In retrospect, I think my last entry, "
Defining 'Reformational'," should have been titled "Describing 'Reformational.'" I'll make a modest attempt at defining Reformational in this entry and do so "experientially."
At
an accidental blog, Steve Bishop took some inspiration from me and began exploring the essential aspects of Neo-Calvinism and its relationship to branches of/movements within Christianity.
In response to his initial list of Neo-Calvinist particulars, I added "the centrality of the Word," not in the Biblistic way of Fundamentalist teaching, but in the broader and traditional Reformed sense which recognizes that God's Word is expressed in his Creation, in Jesus Christ, and in the Written Word.

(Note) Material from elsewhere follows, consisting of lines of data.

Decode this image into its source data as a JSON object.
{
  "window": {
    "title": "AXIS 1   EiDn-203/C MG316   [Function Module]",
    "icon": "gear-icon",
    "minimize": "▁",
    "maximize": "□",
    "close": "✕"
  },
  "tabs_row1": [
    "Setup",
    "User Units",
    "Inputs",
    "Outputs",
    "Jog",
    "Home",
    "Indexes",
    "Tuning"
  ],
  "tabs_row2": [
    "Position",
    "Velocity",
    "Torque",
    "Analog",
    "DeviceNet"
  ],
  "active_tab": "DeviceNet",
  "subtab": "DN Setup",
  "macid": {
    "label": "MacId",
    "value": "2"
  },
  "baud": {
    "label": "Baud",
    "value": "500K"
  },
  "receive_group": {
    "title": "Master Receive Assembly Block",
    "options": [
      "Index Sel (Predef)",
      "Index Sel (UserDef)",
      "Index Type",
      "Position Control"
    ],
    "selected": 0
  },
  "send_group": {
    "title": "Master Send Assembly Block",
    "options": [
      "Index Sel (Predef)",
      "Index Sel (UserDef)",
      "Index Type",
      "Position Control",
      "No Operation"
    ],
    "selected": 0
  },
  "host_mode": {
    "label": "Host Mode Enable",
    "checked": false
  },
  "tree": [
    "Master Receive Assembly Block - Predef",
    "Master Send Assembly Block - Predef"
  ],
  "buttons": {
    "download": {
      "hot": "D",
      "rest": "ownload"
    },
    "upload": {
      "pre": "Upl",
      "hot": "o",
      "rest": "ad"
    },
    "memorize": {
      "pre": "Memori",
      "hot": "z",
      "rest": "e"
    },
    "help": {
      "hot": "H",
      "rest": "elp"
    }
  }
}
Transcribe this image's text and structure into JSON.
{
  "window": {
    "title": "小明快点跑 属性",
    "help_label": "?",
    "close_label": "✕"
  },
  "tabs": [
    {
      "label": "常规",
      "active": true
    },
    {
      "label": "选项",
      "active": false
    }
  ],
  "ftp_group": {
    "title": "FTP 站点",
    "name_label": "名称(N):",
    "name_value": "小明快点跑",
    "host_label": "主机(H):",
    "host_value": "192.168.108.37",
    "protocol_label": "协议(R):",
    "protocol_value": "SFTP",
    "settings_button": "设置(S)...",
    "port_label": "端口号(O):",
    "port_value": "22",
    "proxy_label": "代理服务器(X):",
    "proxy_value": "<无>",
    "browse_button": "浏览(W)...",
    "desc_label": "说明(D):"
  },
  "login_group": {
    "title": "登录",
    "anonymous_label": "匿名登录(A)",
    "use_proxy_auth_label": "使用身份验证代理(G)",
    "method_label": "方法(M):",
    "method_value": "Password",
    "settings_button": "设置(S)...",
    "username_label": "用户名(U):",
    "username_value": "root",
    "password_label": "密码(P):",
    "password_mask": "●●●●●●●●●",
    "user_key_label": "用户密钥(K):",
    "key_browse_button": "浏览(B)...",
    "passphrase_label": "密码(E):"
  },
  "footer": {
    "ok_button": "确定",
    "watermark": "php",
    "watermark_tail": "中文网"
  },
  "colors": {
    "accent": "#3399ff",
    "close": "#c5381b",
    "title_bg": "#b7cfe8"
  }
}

This is, and has long been important to me as a Christian--the centrality of the Word and the need for us to conform ourselves to it. But as important as this is, I realize a central key to my own thinking (insofar as I understand myself to think Reformationally) is something other than this. I talk to many Christians who are Reformed, conservative, evangelical, or some combination of the three and frequently find those who would agree with me on the importance of the centrality of Word, but after that, our agreement usually quickly breaks down.
What is the essential point of disagreement? More often than not, it boils down to an understanding, or lack of understanding, of the Creation Order. This, I think, is what characterizes my own thinking as a Christian and is the key element in Reformational thinking.
Of course, this is no brilliant insight on my part. I only mean to highlight that my experience as I interact with other believers (as well as non-believers) has demonstrated to me how fundamental the concept of the Creation Order is to Reformational thinking.
I like how Al Wolter's expresses it in his essay
"What is to be done . . .":
To thus see every thing in our experience as being fundamentally shaped and constituted by God's workmanship in creation (and thus very good), and at the same time as being subject to the mis-shaping and re-shaping forces of man's sin and God's grace (and thus simultaneously evil and in principle redeemable), is to my mind to capture the basic intuition of the neocalvinist worldview . . .
He further states
This basic vision implies a fundamental affirmation of creation in all its pluriform variety, and at the same time a deep sense of the extensive damage done by sin, as well as the ultimate recoverability (by God's grace in Christ) of even the most desperately distorted ontological shapes in our fallen world.